Rispetto al 2015 il commercio elettronico è raddoppiato, le curve parlano da sole, e nel 2020 vi è stata un’accelerazione, senza l’emergenza Covid come sempre accade vi sarebbe stato una crescita annuale inferiore, ma il segno più era chiarissimo da tempo.
E l’abitudine alla comodità dell’ordine da casa non sarà qualcosa di passeggero per chi l’ha sperimentata quest’anno per la prima volta.
Anche questa evidenza necessita una presa di coscienza da parte delle aziende, che dovranno essere aiutate ad approfittare del commercio online, con infrastrutture tecnologiche adeguate, e che dovranno riorganizzare la supply chain in funzione di esso, lasciando perdere richieste di boicottaggio che fanno solo gli interessi della politica che li cavalca, ma non certo del commercio o del made in Italy.
In Europa non siamo certo tra i primi quanto a giro d’affari dell’e-commerce in rapporto al Pil, che era dell’1,8% nel 2019 nel nostro Paese, del 7,9% nel Regno Unito, del 6,4% in Danimarca, del 5,2% in Spagna, del 4,3% in Francia. Tutti Paesi che hanno avuto una crescita di Pil e benessere superiore alla nostra senza subire effetti negativi dal commercio elettronico, anzi.
Anche perché sempre secondo Ecommerce Europe, da cui vengono questi dati, l’85% degli acquirenti online compra (anche) prodotti nazionali.
Il problema forse più che dal lato della domanda è da quello dell’offerta.
Con la crisi vi è stato fino al 2015 un crollo degli acquisti di abbigliamento e calzature, che poi non si sono più ripresi, e hanno avuto un trend che nella migliore delle ipotesi è stata uguale a quello medio, mentre in precedenza era migliore. Al contrario dei prodotti per la cura della persona.
A crescere molto di più sono stati gli acquisti di dotazioni per l’informatica o le telecomunicazioni, o dispositivi domestici, che hanno accompagnato e compensato anche il crollo di tutta la strumentazione foto-ottica, macchina fotografiche, videocassette, dvd.

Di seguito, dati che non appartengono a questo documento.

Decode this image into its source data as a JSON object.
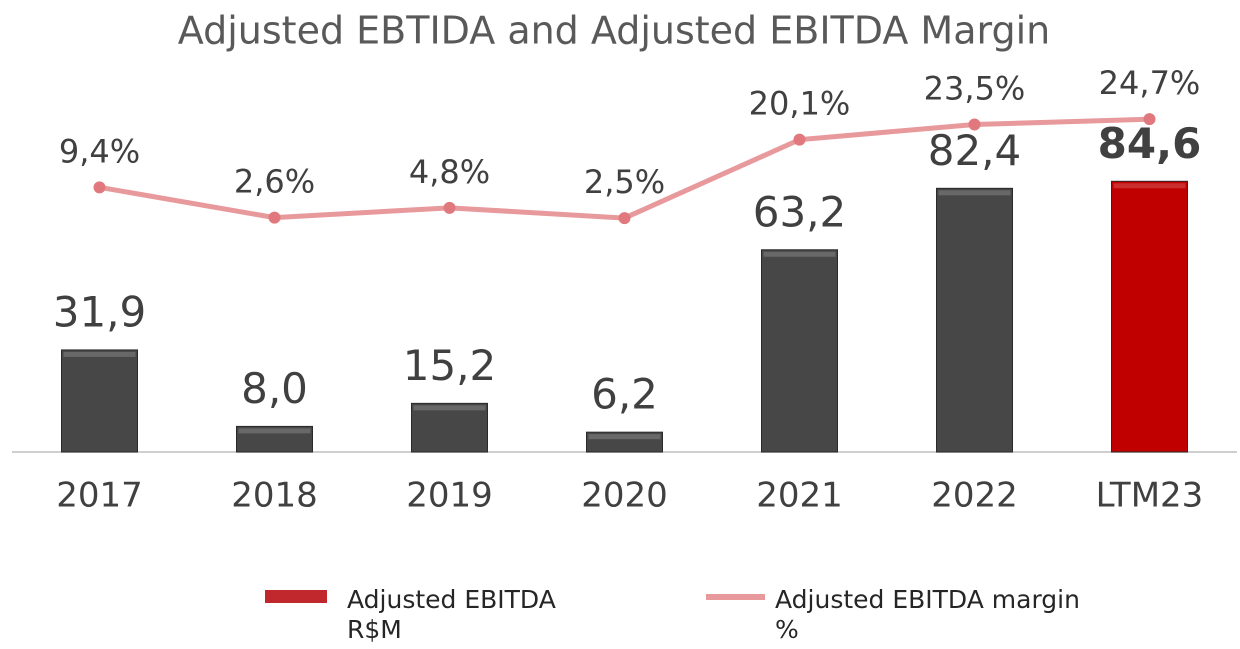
{
  "chart_data": {
    "type": "bar",
    "title": "Adjusted EBTIDA and Adjusted EBITDA Margin",
    "categories": [
      "2017",
      "2018",
      "2019",
      "2020",
      "2021",
      "2022",
      "LTM23"
    ],
    "ylim": [
      0,
      110
    ],
    "y2lim": [
      -50,
      29
    ],
    "series": [
      {
        "name": "Adjusted EBITDA R$M",
        "type": "bar",
        "color": "#c00000",
        "colors": [
          "#474747",
          "#474747",
          "#474747",
          "#474747",
          "#474747",
          "#474747",
          "#c00000"
        ],
        "values": [
          31.9,
          8.0,
          15.2,
          6.2,
          63.2,
          82.4,
          84.6
        ],
        "value_labels": [
          "31,9",
          "8,0",
          "15,2",
          "6,2",
          "63,2",
          "82,4",
          "84,6"
        ]
      },
      {
        "name": "Adjusted EBITDA margin %",
        "type": "line",
        "axis": "y2",
        "color": "#e8999c",
        "values": [
          9.4,
          2.6,
          4.8,
          2.5,
          20.1,
          23.5,
          24.7
        ],
        "value_labels": [
          "9,4%",
          "2,6%",
          "4,8%",
          "2,5%",
          "20,1%",
          "23,5%",
          "24,7%"
        ]
      }
    ]
  }
}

Sotto la media anche l’andamento del commercio di mobili, di generi casalinghi, di utensileria, persino di farmaci, per non parlare di libri, giornali e riviste.
E nel 2020, anche prendendo solo ottobre come punto di riferimento si nota un’accentuazione degli stessi trend. A crescere di più, rispetto al 2015, sono gli acquisti di quei prodotti che già l’anno scorso stavano andando bene. La tecnologia in primis.

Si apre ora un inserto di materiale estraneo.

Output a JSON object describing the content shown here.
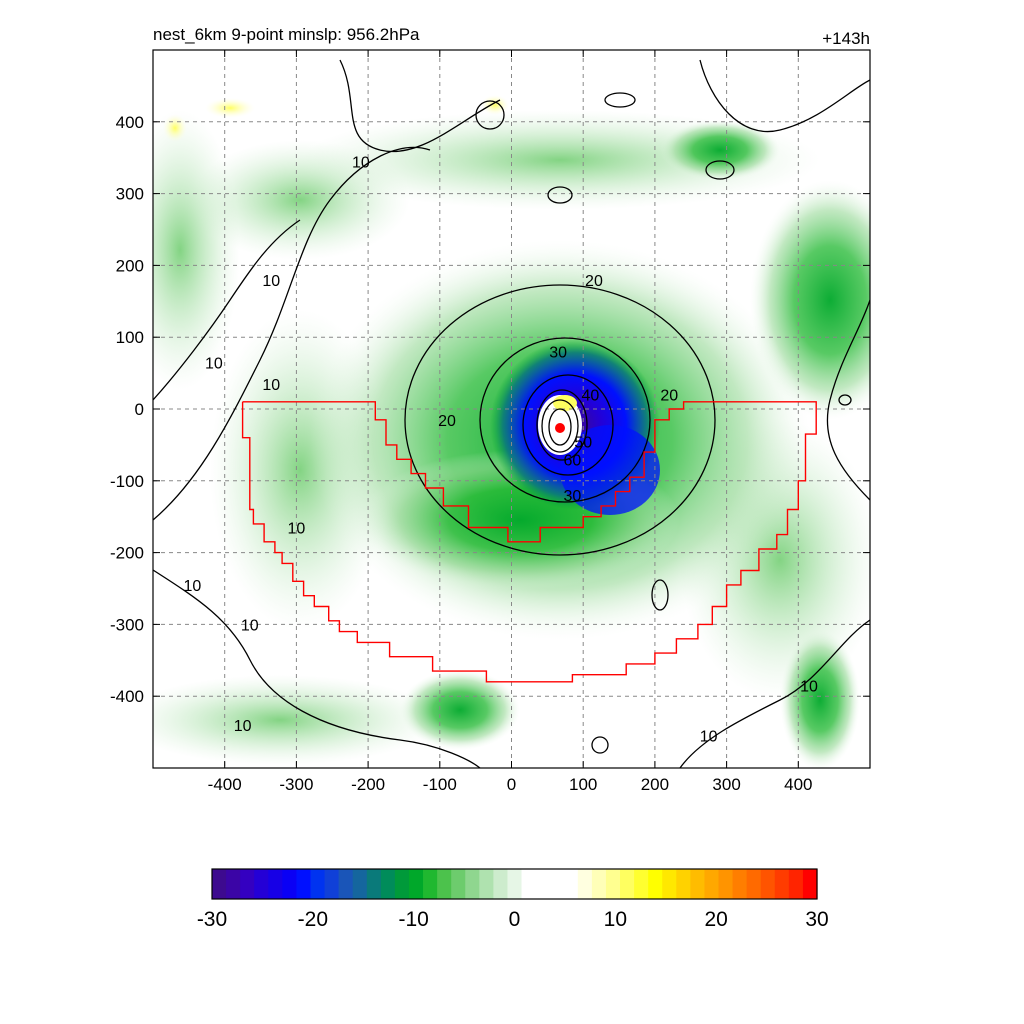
{
  "header": {
    "title_left": "nest_6km  9-point minslp: 956.2hPa",
    "title_right": "+143h"
  },
  "chart_data": {
    "type": "heatmap",
    "title": "nest_6km  9-point minslp: 956.2hPa",
    "time_label": "+143h",
    "xlim": [
      -500,
      500
    ],
    "ylim": [
      -500,
      500
    ],
    "x_ticks": [
      "-400",
      "-300",
      "-200",
      "-100",
      "0",
      "100",
      "200",
      "300",
      "400"
    ],
    "y_ticks": [
      "400",
      "300",
      "200",
      "100",
      "0",
      "-100",
      "-200",
      "-300",
      "-400"
    ],
    "x_tick_values": [
      -400,
      -300,
      -200,
      -100,
      0,
      100,
      200,
      300,
      400
    ],
    "y_tick_values": [
      400,
      300,
      200,
      100,
      0,
      -100,
      -200,
      -300,
      -400
    ],
    "grid": true,
    "field_shading": {
      "center": [
        70,
        -27
      ],
      "eyewall_min": -30,
      "description_levels": "shaded field"
    },
    "contour_labels": [
      {
        "text": "10",
        "x": -210,
        "y": 345
      },
      {
        "text": "10",
        "x": -335,
        "y": 180
      },
      {
        "text": "10",
        "x": -415,
        "y": 65
      },
      {
        "text": "10",
        "x": -335,
        "y": 35
      },
      {
        "text": "10",
        "x": -300,
        "y": -165
      },
      {
        "text": "10",
        "x": -445,
        "y": -245
      },
      {
        "text": "10",
        "x": -365,
        "y": -300
      },
      {
        "text": "10",
        "x": -375,
        "y": -440
      },
      {
        "text": "10",
        "x": 275,
        "y": -455
      },
      {
        "text": "10",
        "x": 415,
        "y": -385
      },
      {
        "text": "20",
        "x": 115,
        "y": 180
      },
      {
        "text": "20",
        "x": -90,
        "y": -15
      },
      {
        "text": "20",
        "x": 220,
        "y": 20
      },
      {
        "text": "30",
        "x": 65,
        "y": 80
      },
      {
        "text": "30",
        "x": 85,
        "y": -120
      },
      {
        "text": "40",
        "x": 110,
        "y": 20
      },
      {
        "text": "50",
        "x": 100,
        "y": -45
      },
      {
        "text": "60",
        "x": 85,
        "y": -70
      }
    ],
    "red_boundary": [
      [
        -375,
        10
      ],
      [
        -190,
        10
      ],
      [
        -190,
        -15
      ],
      [
        -175,
        -15
      ],
      [
        -175,
        -50
      ],
      [
        -160,
        -50
      ],
      [
        -160,
        -70
      ],
      [
        -140,
        -70
      ],
      [
        -140,
        -90
      ],
      [
        -120,
        -90
      ],
      [
        -120,
        -110
      ],
      [
        -95,
        -110
      ],
      [
        -95,
        -135
      ],
      [
        -60,
        -135
      ],
      [
        -60,
        -165
      ],
      [
        -5,
        -165
      ],
      [
        -5,
        -185
      ],
      [
        40,
        -185
      ],
      [
        40,
        -165
      ],
      [
        100,
        -165
      ],
      [
        100,
        -150
      ],
      [
        125,
        -150
      ],
      [
        125,
        -135
      ],
      [
        145,
        -135
      ],
      [
        145,
        -115
      ],
      [
        165,
        -115
      ],
      [
        165,
        -95
      ],
      [
        185,
        -95
      ],
      [
        185,
        -60
      ],
      [
        200,
        -60
      ],
      [
        200,
        -15
      ],
      [
        220,
        -15
      ],
      [
        220,
        0
      ],
      [
        240,
        0
      ],
      [
        240,
        10
      ],
      [
        425,
        10
      ],
      [
        425,
        -35
      ],
      [
        410,
        -35
      ],
      [
        410,
        -100
      ],
      [
        400,
        -100
      ],
      [
        400,
        -140
      ],
      [
        385,
        -140
      ],
      [
        385,
        -175
      ],
      [
        370,
        -175
      ],
      [
        370,
        -195
      ],
      [
        345,
        -195
      ],
      [
        345,
        -225
      ],
      [
        320,
        -225
      ],
      [
        320,
        -245
      ],
      [
        300,
        -245
      ],
      [
        300,
        -275
      ],
      [
        280,
        -275
      ],
      [
        280,
        -300
      ],
      [
        260,
        -300
      ],
      [
        260,
        -320
      ],
      [
        230,
        -320
      ],
      [
        230,
        -340
      ],
      [
        200,
        -340
      ],
      [
        200,
        -355
      ],
      [
        160,
        -355
      ],
      [
        160,
        -370
      ],
      [
        85,
        -370
      ],
      [
        85,
        -380
      ],
      [
        -35,
        -380
      ],
      [
        -35,
        -365
      ],
      [
        -110,
        -365
      ],
      [
        -110,
        -345
      ],
      [
        -170,
        -345
      ],
      [
        -170,
        -325
      ],
      [
        -215,
        -325
      ],
      [
        -215,
        -310
      ],
      [
        -240,
        -310
      ],
      [
        -240,
        -295
      ],
      [
        -255,
        -295
      ],
      [
        -255,
        -275
      ],
      [
        -275,
        -275
      ],
      [
        -275,
        -260
      ],
      [
        -290,
        -260
      ],
      [
        -290,
        -240
      ],
      [
        -305,
        -240
      ],
      [
        -305,
        -215
      ],
      [
        -320,
        -215
      ],
      [
        -320,
        -200
      ],
      [
        -330,
        -200
      ],
      [
        -330,
        -185
      ],
      [
        -345,
        -185
      ],
      [
        -345,
        -160
      ],
      [
        -360,
        -160
      ],
      [
        -360,
        -140
      ],
      [
        -365,
        -140
      ],
      [
        -365,
        -100
      ],
      [
        -365,
        -40
      ],
      [
        -375,
        -40
      ],
      [
        -375,
        10
      ]
    ],
    "colorbar": {
      "min": -30,
      "max": 30,
      "tick_labels": [
        "-30",
        "-20",
        "-10",
        "0",
        "10",
        "20",
        "30"
      ],
      "tick_values": [
        -30,
        -20,
        -10,
        0,
        10,
        20,
        30
      ],
      "colors": [
        "#3d0a8f",
        "#3b05a6",
        "#3400c1",
        "#2400d6",
        "#1700e6",
        "#0a00f5",
        "#0010ff",
        "#0033f0",
        "#1040d8",
        "#1a55b8",
        "#15669e",
        "#0a7a7a",
        "#008c5a",
        "#009a3a",
        "#00a82a",
        "#20b830",
        "#4cc24c",
        "#6dcc6d",
        "#8fd68f",
        "#afe2af",
        "#cdeccd",
        "#e6f6e6",
        "#ffffff",
        "#ffffff",
        "#ffffff",
        "#ffffff",
        "#ffffe0",
        "#ffffb8",
        "#ffff90",
        "#ffff60",
        "#ffff30",
        "#ffff00",
        "#ffe800",
        "#ffd200",
        "#ffbc00",
        "#ffa800",
        "#ff9400",
        "#ff7e00",
        "#ff6a00",
        "#ff5400",
        "#ff3c00",
        "#ff2400",
        "#ff0000"
      ]
    }
  }
}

Il problema italiano quindi non è l’eccesso di importanza dell’e-commerce, che non esiste, soprattutto in confronto con il resto d’Europa, ma forse l’eccessiva dipendenza dalla distribuzione e dalla vendita più che dalla produzione.

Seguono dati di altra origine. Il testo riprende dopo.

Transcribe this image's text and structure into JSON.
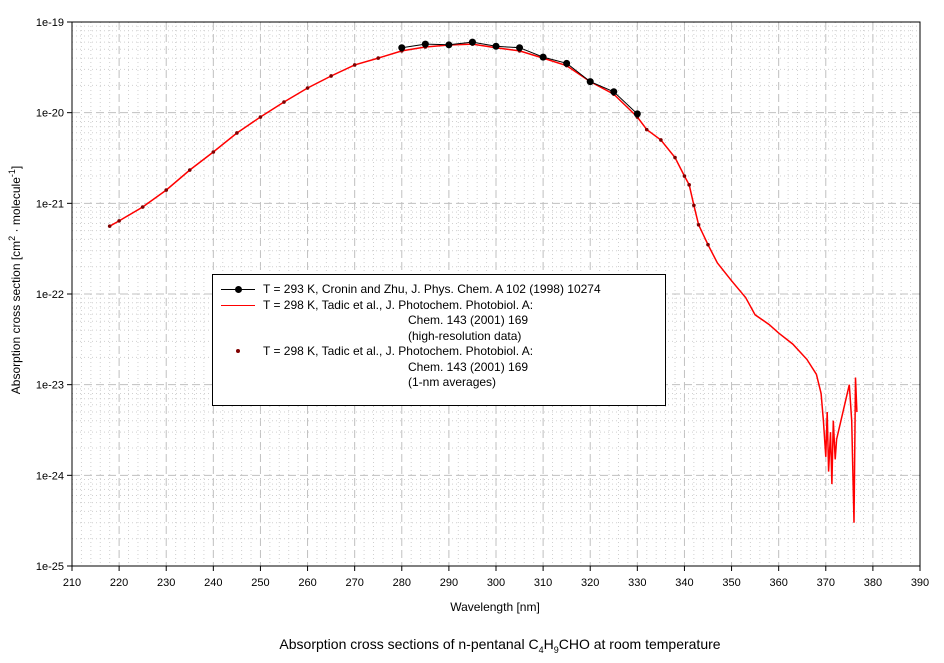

Non produciamo infatti i beni immateriali che sono sempre più richiesti, quelli digitali, e neanche quei device materiali che servono al loro uso e che sono anch’essi ovviamente sempre più comprati.
Spesso tra l’altro neanche li distribuiamo, limitandoci a importarli nei centri logistici.
Alla fine siamo sempre lì, la crisi del commercio come effetto non della globalizzazione e delle grandi corporation, ma del nostro declino che non è riuscito ad affiancare a produzioni mature, come l’abbigliamento, le calzature, gli utensili, quelle digitali, complice il nanismo delle imprese che non colpisce solo le aziende manifatturiere, ma anche quelle dei servizi e in primo luogo proprio il commercio.
Ma il dato forse più grave è la mancanza di comprensione della radice del problema, e il rifugio infantile, o forse sarebbe meglio dire senile, del sistema Paese nella comfort zone della lamentela rivendicativa verso il nuovo, verso la tecnologia, Amazon, internet, le multinazionali cattive. Nel breve periodo è un atteggiamento che alla politica e a parte dei media e delle corporazioni di questo Paese conviene in termini di consenso, nel lungo ovviamente non risolve nulla e approfondisce il distacco dal mondo che si fa sempre più lontano da noi.